Tuesday, June 29, 2010

Gol-Kaanda-Keri / Tangy raw mango, onion, jaggery mix

I wanted to post this recipe since a long time. Gol-kaanda-keri is made in Gujarat a lot when summer is at its peak. The ingredients are a combination believed to safeguard from sunstroke and dehydration. We use it as a chutney, but there is no grinding involved, so I am not sure if this qualifies as a chutney.This is one of the few recipes from my mother whose taste we can reproduce quite well.


Grate a medium-sized raw mango and a largish onion. The onions I used were too small, so I chopped them. You can either chop or grate onions, but the original recipe calls for grating. Take about 2-3 large cubes of jaggery and using a knife, flake it in the bowl you will prepare the chutney.

Add grated mango, onion, salt to taste and a generous amount of red-chilli powder. This mix tends to water a lot and in less than five minutes, you will be able to mix all the ingredients well in the small bowl. Do not go less on the jaggery, sweet and sour tastes must be in perfect balance, if not more on the sweetish side. This is meant for Gujju taste as well as climate, but I think it is very interesting due to its mix of ingredients. Give it a try sometime...


Should I post recipes on a separate blog or write here itself. Please share your suggestions..

Sunday, June 27, 2010


Life's lately been a
seesaw.

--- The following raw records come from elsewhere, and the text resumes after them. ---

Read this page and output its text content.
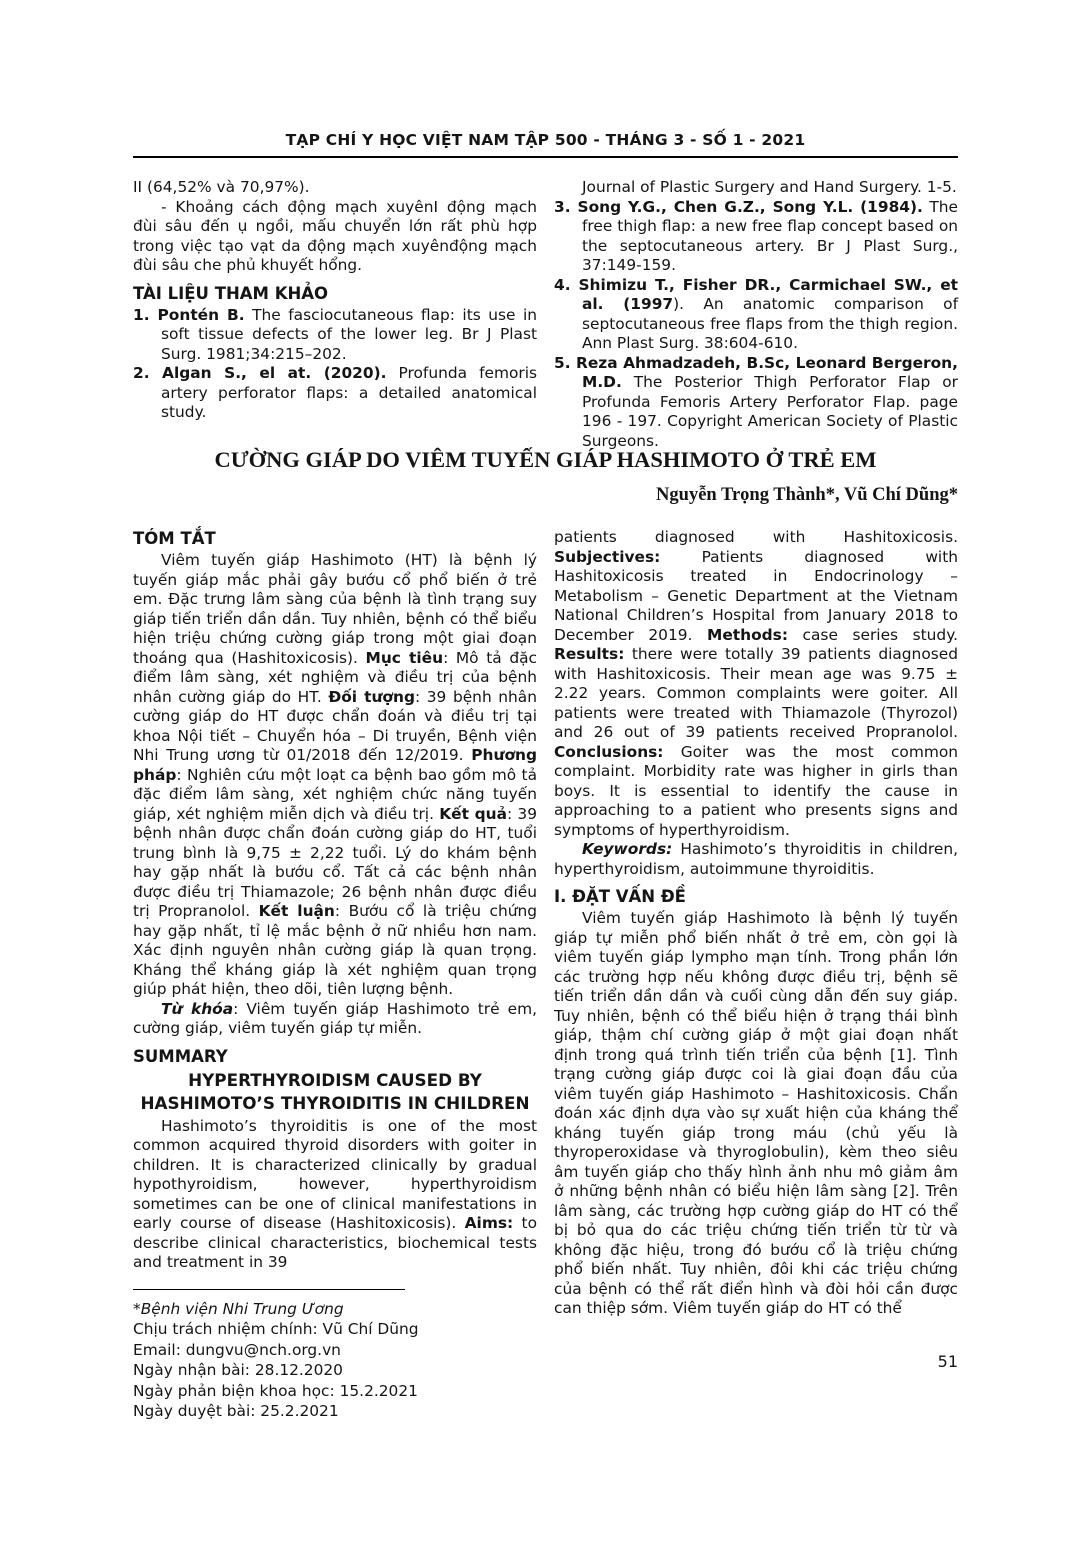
TẠP CHÍ Y HỌC VIỆT NAM TẬP 500 - THÁNG 3 - SỐ 1 - 2021

II (64,52% và 70,97%).

- Khoảng cách động mạch xuyênI động mạch đùi sâu đến ụ ngồi, mấu chuyển lớn rất phù hợp trong việc tạo vạt da động mạch xuyênđộng mạch đùi sâu che phủ khuyết hổng.

TÀI LIỆU THAM KHẢO

1. Pontén B. The fasciocutaneous flap: its use in soft tissue defects of the lower leg. Br J Plast Surg. 1981;34:215–202.

2. Algan S., el at. (2020). Profunda femoris artery perforator flaps: a detailed anatomical study.

Journal of Plastic Surgery and Hand Surgery. 1-5.

3. Song Y.G., Chen G.Z., Song Y.L. (1984). The free thigh flap: a new free flap concept based on the septocutaneous artery. Br J Plast Surg., 37:149-159.

4. Shimizu T., Fisher DR., Carmichael SW., et al. (1997). An anatomic comparison of septocutaneous free flaps from the thigh region. Ann Plast Surg. 38:604-610.

5. Reza Ahmadzadeh, B.Sc, Leonard Bergeron, M.D. The Posterior Thigh Perforator Flap or Profunda Femoris Artery Perforator Flap. page 196 - 197. Copyright American Society of Plastic Surgeons.

CƯỜNG GIÁP DO VIÊM TUYẾN GIÁP HASHIMOTO Ở TRẺ EM
Nguyễn Trọng Thành*, Vũ Chí Dũng*
TÓM TẮT

Viêm tuyến giáp Hashimoto (HT) là bệnh lý tuyến giáp mắc phải gây bướu cổ phổ biến ở trẻ em. Đặc trưng lâm sàng của bệnh là tình trạng suy giáp tiến triển dần dần. Tuy nhiên, bệnh có thể biểu hiện triệu chứng cường giáp trong một giai đoạn thoáng qua (Hashitoxicosis). Mục tiêu: Mô tả đặc điểm lâm sàng, xét nghiệm và điều trị của bệnh nhân cường giáp do HT. Đối tượng: 39 bệnh nhân cường giáp do HT được chẩn đoán và điều trị tại khoa Nội tiết – Chuyển hóa – Di truyền, Bệnh viện Nhi Trung ương từ 01/2018 đến 12/2019. Phương pháp: Nghiên cứu một loạt ca bệnh bao gồm mô tả đặc điểm lâm sàng, xét nghiệm chức năng tuyến giáp, xét nghiệm miễn dịch và điều trị. Kết quả: 39 bệnh nhân được chẩn đoán cường giáp do HT, tuổi trung bình là 9,75 ± 2,22 tuổi. Lý do khám bệnh hay gặp nhất là bướu cổ. Tất cả các bệnh nhân được điều trị Thiamazole; 26 bệnh nhân được điều trị Propranolol. Kết luận: Bướu cổ là triệu chứng hay gặp nhất, tỉ lệ mắc bệnh ở nữ nhiều hơn nam. Xác định nguyên nhân cường giáp là quan trọng. Kháng thể kháng giáp là xét nghiệm quan trọng giúp phát hiện, theo dõi, tiên lượng bệnh.

Từ khóa: Viêm tuyến giáp Hashimoto trẻ em, cường giáp, viêm tuyến giáp tự miễn.

SUMMARY
HYPERTHYROIDISM CAUSED BY HASHIMOTO’S THYROIDITIS IN CHILDREN

Hashimoto’s thyroiditis is one of the most common acquired thyroid disorders with goiter in children. It is characterized clinically by gradual hypothyroidism, however, hyperthyroidism sometimes can be one of clinical manifestations in early course of disease (Hashitoxicosis). Aims: to describe clinical characteristics, biochemical tests and treatment in 39

*Bệnh viện Nhi Trung Ương
Chịu trách nhiệm chính: Vũ Chí Dũng
Email: dungvu@nch.org.vn
Ngày nhận bài: 28.12.2020
Ngày phản biện khoa học: 15.2.2021
Ngày duyệt bài: 25.2.2021

patients diagnosed with Hashitoxicosis. Subjectives: Patients diagnosed with Hashitoxicosis treated in Endocrinology – Metabolism – Genetic Department at the Vietnam National Children’s Hospital from January 2018 to December 2019. Methods: case series study. Results: there were totally 39 patients diagnosed with Hashitoxicosis. Their mean age was 9.75 ± 2.22 years. Common complaints were goiter. All patients were treated with Thiamazole (Thyrozol) and 26 out of 39 patients received Propranolol. Conclusions: Goiter was the most common complaint. Morbidity rate was higher in girls than boys. It is essential to identify the cause in approaching to a patient who presents signs and symptoms of hyperthyroidism.

Keywords: Hashimoto’s thyroiditis in children, hyperthyroidism, autoimmune thyroiditis.

I. ĐẶT VẤN ĐỀ

Viêm tuyến giáp Hashimoto là bệnh lý tuyến giáp tự miễn phổ biến nhất ở trẻ em, còn gọi là viêm tuyến giáp lympho mạn tính. Trong phần lớn các trường hợp nếu không được điều trị, bệnh sẽ tiến triển dần dần và cuối cùng dẫn đến suy giáp. Tuy nhiên, bệnh có thể biểu hiện ở trạng thái bình giáp, thậm chí cường giáp ở một giai đoạn nhất định trong quá trình tiến triển của bệnh [1]. Tình trạng cường giáp được coi là giai đoạn đầu của viêm tuyến giáp Hashimoto – Hashitoxicosis. Chẩn đoán xác định dựa vào sự xuất hiện của kháng thể kháng tuyến giáp trong máu (chủ yếu là thyroperoxidase và thyroglobulin), kèm theo siêu âm tuyến giáp cho thấy hình ảnh nhu mô giảm âm ở những bệnh nhân có biểu hiện lâm sàng [2]. Trên lâm sàng, các trường hợp cường giáp do HT có thể bị bỏ qua do các triệu chứng tiến triển từ từ và không đặc hiệu, trong đó bướu cổ là triệu chứng phổ biến nhất. Tuy nhiên, đôi khi các triệu chứng của bệnh có thể rất điển hình và đòi hỏi cần được can thiệp sớm. Viêm tuyến giáp do HT có thể

51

Up down Up again.
What more can I say?


Friday, June 25, 2010

Kachi keri ni chatni / Raw Mango Chutney

Food restores me like nothing else. And now that my blog is being neglected quite a bit, I thought I might as well break the silence with a few recipes.

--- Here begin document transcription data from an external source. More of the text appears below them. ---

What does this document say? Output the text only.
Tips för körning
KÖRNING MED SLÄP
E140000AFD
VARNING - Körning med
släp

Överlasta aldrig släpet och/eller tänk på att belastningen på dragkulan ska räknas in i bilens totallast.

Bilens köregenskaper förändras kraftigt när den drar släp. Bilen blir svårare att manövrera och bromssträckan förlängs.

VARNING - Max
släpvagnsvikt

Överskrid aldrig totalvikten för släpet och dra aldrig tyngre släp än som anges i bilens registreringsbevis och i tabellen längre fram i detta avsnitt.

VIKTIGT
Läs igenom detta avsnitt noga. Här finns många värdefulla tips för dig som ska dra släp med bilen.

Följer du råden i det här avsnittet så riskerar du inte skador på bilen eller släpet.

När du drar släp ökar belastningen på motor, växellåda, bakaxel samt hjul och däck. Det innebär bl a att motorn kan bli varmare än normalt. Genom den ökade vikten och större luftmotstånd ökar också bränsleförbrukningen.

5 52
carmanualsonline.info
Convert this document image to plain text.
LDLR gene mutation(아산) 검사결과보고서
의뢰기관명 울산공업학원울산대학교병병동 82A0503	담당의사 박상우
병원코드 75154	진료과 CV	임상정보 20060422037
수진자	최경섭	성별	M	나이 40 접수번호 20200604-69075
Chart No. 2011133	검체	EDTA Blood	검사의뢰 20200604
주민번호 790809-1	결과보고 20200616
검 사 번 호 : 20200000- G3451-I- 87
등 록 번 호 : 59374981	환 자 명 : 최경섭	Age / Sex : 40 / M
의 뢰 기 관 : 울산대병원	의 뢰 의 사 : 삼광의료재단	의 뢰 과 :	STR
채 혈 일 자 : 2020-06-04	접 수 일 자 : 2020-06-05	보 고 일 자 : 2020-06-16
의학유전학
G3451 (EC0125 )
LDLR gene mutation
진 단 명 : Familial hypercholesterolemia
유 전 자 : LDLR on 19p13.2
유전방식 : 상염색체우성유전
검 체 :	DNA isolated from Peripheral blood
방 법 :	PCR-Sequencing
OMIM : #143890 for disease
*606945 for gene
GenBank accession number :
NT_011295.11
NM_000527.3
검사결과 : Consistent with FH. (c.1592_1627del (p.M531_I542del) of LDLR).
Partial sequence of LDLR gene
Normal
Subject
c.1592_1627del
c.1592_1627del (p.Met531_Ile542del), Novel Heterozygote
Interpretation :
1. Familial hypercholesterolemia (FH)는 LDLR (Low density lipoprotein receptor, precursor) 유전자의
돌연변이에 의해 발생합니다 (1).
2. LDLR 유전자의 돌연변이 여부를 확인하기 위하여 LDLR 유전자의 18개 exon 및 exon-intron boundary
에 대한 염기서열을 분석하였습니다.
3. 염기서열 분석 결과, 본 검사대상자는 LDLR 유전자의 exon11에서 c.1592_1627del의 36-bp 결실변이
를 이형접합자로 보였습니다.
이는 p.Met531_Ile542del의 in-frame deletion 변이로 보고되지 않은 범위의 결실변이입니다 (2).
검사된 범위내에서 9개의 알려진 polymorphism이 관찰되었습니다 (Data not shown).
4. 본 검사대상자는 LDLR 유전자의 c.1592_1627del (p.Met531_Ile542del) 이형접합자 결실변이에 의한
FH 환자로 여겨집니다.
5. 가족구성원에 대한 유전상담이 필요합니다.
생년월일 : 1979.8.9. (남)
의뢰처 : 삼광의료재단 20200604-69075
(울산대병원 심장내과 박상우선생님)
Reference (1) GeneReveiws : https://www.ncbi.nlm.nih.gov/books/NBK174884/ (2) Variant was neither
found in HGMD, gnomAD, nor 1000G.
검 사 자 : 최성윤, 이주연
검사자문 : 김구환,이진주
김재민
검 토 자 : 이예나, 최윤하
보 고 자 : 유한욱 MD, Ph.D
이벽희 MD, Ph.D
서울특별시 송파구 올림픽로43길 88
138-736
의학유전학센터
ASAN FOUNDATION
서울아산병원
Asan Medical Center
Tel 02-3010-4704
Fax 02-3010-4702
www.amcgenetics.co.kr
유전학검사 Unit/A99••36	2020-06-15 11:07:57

Now, I feel chutney is something that hardly needs a recipe, mango, mint and coriander are the very basic ingredients. But then, I feel cooking is not about knowing what to cook and how, it is rather a process of being inspired to cook, on as regular a basis as possible, so that on your platter you have different variations of even the basic comfort food.

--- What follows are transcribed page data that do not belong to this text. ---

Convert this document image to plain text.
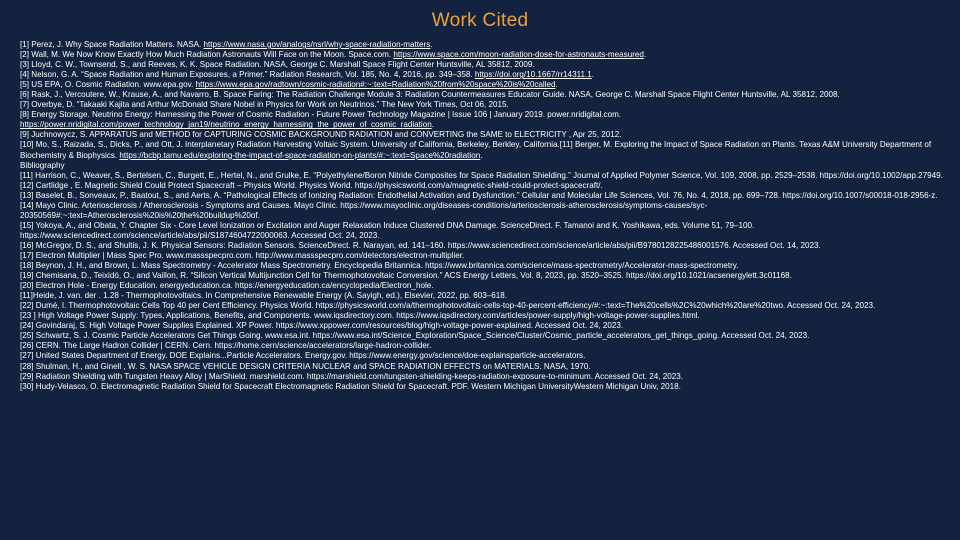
Work Cited
[1] Perez, J. Why Space Radiation Matters. NASA. https://www.nasa.gov/analogs/nsrl/why-space-radiation-matters.
[2] Wall, M. We Now Know Exactly How Much Radiation Astronauts Will Face on the Moon. Space.com. https://www.space.com/moon-radiation-dose-for-astronauts-measured.
[3] Lloyd, C. W., Townsend, S., and Reeves, K. K. Space Radiation. NASA, George C. Marshall Space Flight Center Huntsville, AL 35812, 2009.
[4] Nelson, G. A. “Space Radiation and Human Exposures, a Primer.” Radiation Research, Vol. 185, No. 4, 2016, pp. 349–358. https://doi.org/10.1667/rr14311.1.
[5] US EPA, O. Cosmic Radiation. www.epa.gov. https://www.epa.gov/radtown/cosmic-radiation#:~:text=Radiation%20from%20space%20is%20called.
[6] Rask, J., Vercoutere, W., Krause, A., and Navarro, B. Space Faring: The Radiation Challenge Module 3: Radiation Countermeasures Educator Guide. NASA, George C. Marshall Space Flight Center Huntsville, AL 35812, 2008.
[7] Overbye, D. “Takaaki Kajita and Arthur McDonald Share Nobel in Physics for Work on Neutrinos.” The New York Times, Oct 06, 2015.
[8] Energy Storage. Neutrino Energy: Harnessing the Power of Cosmic Radiation - Future Power Technology Magazine | Issue 106 | January 2019. power.nridigital.com. https://power.nridigital.com/power_technology_jan19/neutrino_energy_harnessing_the_power_of_cosmic_radiation.
[9] Juchnowycz, S. APPARATUS and METHOD for CAPTURING COSMIC BACKGROUND RADIATION and CONVERTING the SAME to ELECTRICITY , Apr 25, 2012.
[10] Mo, S., Raizada, S., Dicks, P., and Ott, J. Interplanetary Radiation Harvesting Voltaic System. University of California, Berkeley, Berkley, California.[11] Berger, M. Exploring the Impact of Space Radiation on Plants. Texas A&M University Department of Biochemistry & Biophysics. https://bcbp.tamu.edu/exploring-the-impact-of-space-radiation-on-plants/#:~:text=Space%20radiation.
Bibliography
[11] Harrison, C., Weaver, S., Bertelsen, C., Burgett, E., Hertel, N., and Grulke, E. “Polyethylene/Boron Nitride Composites for Space Radiation Shielding.” Journal of Applied Polymer Science, Vol. 109, 2008, pp. 2529–2538. https://doi.org/10.1002/app.27949.
[12] Cartlidge , E. Magnetic Shield Could Protect Spacecraft – Physics World. Physics World. https://physicsworld.com/a/magnetic-shield-could-protect-spacecraft/.
[13] Baselet, B., Sonveaux, P., Baatout, S., and Aerts, A. “Pathological Effects of Ionizing Radiation: Endothelial Activation and Dysfunction.” Cellular and Molecular Life Sciences, Vol. 76, No. 4, 2018, pp. 699–728. https://doi.org/10.1007/s00018-018-2956-z.
[14] Mayo Clinic. Arteriosclerosis / Atherosclerosis - Symptoms and Causes. Mayo Clinic. https://www.mayoclinic.org/diseases-conditions/arteriosclerosis-atherosclerosis/symptoms-causes/syc-20350569#:~:text=Atherosclerosis%20is%20the%20buildup%20of.
[15] Yokoya, A., and Obata, Y. Chapter Six - Core Level Ionization or Excitation and Auger Relaxation Induce Clustered DNA Damage. ScienceDirect. F. Tamanoi and K. Yoshikawa, eds. Volume 51, 79–100. https://www.sciencedirect.com/science/article/abs/pii/S1874604722000063. Accessed Oct. 24, 2023.
[16] McGregor, D. S., and Shultis, J. K. Physical Sensors: Radiation Sensors. ScienceDirect. R. Narayan, ed. 141–160. https://www.sciencedirect.com/science/article/abs/pii/B9780128225486001576. Accessed Oct. 14, 2023.
[17] Electron Multiplier | Mass Spec Pro. www.massspecpro.com. http://www.massspecpro.com/detectors/electron-multiplier.
[18] Beynon, J. H., and Brown, L. Mass Spectrometry - Accelerator Mass Spectrometry. Encyclopedia Britannica. https://www.britannica.com/science/mass-spectrometry/Accelerator-mass-spectrometry.
[19] Chemisana, D., Teixidó, O., and Vaillon, R. “Silicon Vertical Multijunction Cell for Thermophotovoltaic Conversion.” ACS Energy Letters, Vol. 8, 2023, pp. 3520–3525. https://doi.org/10.1021/acsenergylett.3c01168.
[20] Electron Hole - Energy Education. energyeducation.ca. https://energyeducation.ca/encyclopedia/Electron_hole.
[11]Heide, J. van. der . 1.28 - Thermophotovoltaics. In Comprehensive Renewable Energy (A. Sayigh, ed.), Elsevier, 2022, pp. 603–618.
[22] Dumé, I. Thermophotovoltaic Cells Top 40 per Cent Efficiency. Physics World. https://physicsworld.com/a/thermophotovoltaic-cells-top-40-percent-efficiency/#:~:text=The%20cells%2C%20which%20are%20two. Accessed Oct. 24, 2023.
[23 ] High Voltage Power Supply: Types, Applications, Benefits, and Components. www.iqsdirectory.com. https://www.iqsdirectory.com/articles/power-supply/high-voltage-power-supplies.html.
[24] Govindaraj, S. High Voltage Power Supplies Explained. XP Power. https://www.xppower.com/resources/blog/high-voltage-power-explained. Accessed Oct. 24, 2023.
[25] Schwartz, S. J. Cosmic Particle Accelerators Get Things Going. www.esa.int. https://www.esa.int/Science_Exploration/Space_Science/Cluster/Cosmic_particle_accelerators_get_things_going. Accessed Oct. 24, 2023.
[26] CERN. The Large Hadron Collider | CERN. Cern. https://home.cern/science/accelerators/large-hadron-collider.
[27] United States Department of Energy. DOE Explains...Particle Accelerators. Energy.gov. https://www.energy.gov/science/doe-explainsparticle-accelerators.
[28] Shulman, H., and Ginell , W. S. NASA SPACE VEHICLE DESIGN CRITERIA NUCLEAR and SPACE RADIATION EFFECTS on MATERIALS. NASA, 1970.
[29] Radiation Shielding with Tungsten Heavy Alloy | MarShield. marshield.com. https://marshield.com/tungsten-shielding-keeps-radiation-exposure-to-minimum. Accessed Oct. 24, 2023.
[30] Hudy-Velasco, O. Electromagnetic Radiation Shield for Spacecraft Electromagnetic Radiation Shield for Spacecraft. PDF. Western Michigan UniversityWestern Michigan Univ, 2018.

The sight of good food can compel you to take efforts in your kitchen too. That's why I keep reading so many food blogs. These wonderful women — Sailu, Shilpa, Shahana, Nupur, Indira, Sangeeta, and the valuable exception Mr Ushnish Ghosh — they work up such magic, that I have to admit that if I care to cook a little more than I used to, it's because of the interest they have inspired in me. I hope this mention of a humble chutney will inspire you to try out many different tangy-hot versions yourself..


The photo is of the mint-mango variety.

In a mixer, grind about 50 gm of chopped mint, half a raw mango, two green chillies, teaspoon of jeera (cumin), salt and sugar with very little water. I always grind all the ingredients without water first and then slowly add 2-3 tablespoons of water while grinding for the 2nd or 3rd time.

I found that instead of mint, coriander goes better with raw mango. The same recipe, using about 50 gm coriander instead of mint tasted infinitely better and retained a wonderful raw green colour that I am so fond of.

Add 2-3 cloves of garlic to the above mix, and you get another splendid taste. However, avoid using sugar when using garlic.

Note: I am not too specific about the quantity of coriander and mango. Use up whatever is available with you, adjust spices accordingly and you will get tasty variants each time. For example, if you use red-chillie powder instead of green chillies and use roasted cumin powder with garlic, the taste is very different.

Prepared thus, and stored in a clean bowl in the fridge, the chutney can last for 3-4 days. It will thicken / dry up and if you want, you can grind it again in a mixer with a little water and salt/chillie to taste after a day or two.